DEAR DR. ROACH: I recently was diagnosed as being prediabetic and told to watch my sugar intake. So I now read the nutrition facts on packages. However, I am confused about the listed sugars. Sometimes the label includes both "sugar" and "sugar alcohols." For instance, a package can read "sugars 1 g" and "sugar alcohols 11 g." Would my sugar intake be 1 g or 12 g? What is the difference, and what should I avoid/limit? — B.D.
ANSWER: First, congratulations on reading labels. There is a lot of good information to be found that can help you decide whether something is a healthy food for you. That being said, sugar alcohols are confusing.
Sugar alcohols have nothing to do with the type of alcohol in beer, wine or spirits, and they aren't sugars either. A sugar alcohol, such as sorbitol or xylitol, is an incompletely absorbed carbohydrate.

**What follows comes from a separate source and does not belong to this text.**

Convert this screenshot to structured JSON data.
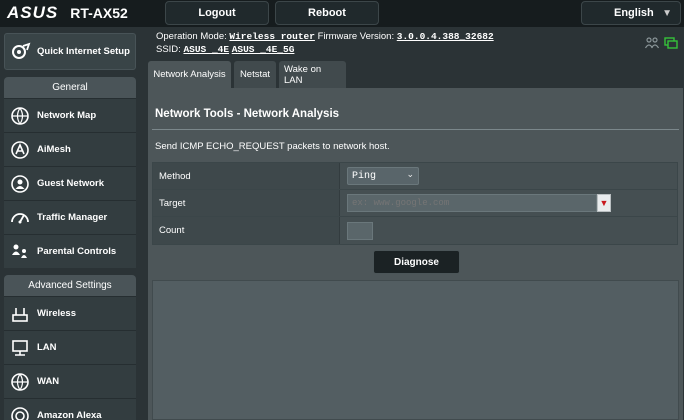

Since they are incompletely absorbed, you get only some of the calories, and your blood sugar goes up less than if you had had the same amount of sweetness with regular sugar. A rough but reasonable rule of thumb is to count about half the grams of sugar alcohol as sugar, for the purposes of counting sugar grams. So in your example, it would be about 6.5 grams of sugar.
You might wonder what happens to the unabsorbed sugar alcohol. It continues through your GI tract and acts as a laxative. Some people are very sensitive and will have diarrhea with just a little sugar alcohol; others tolerate more.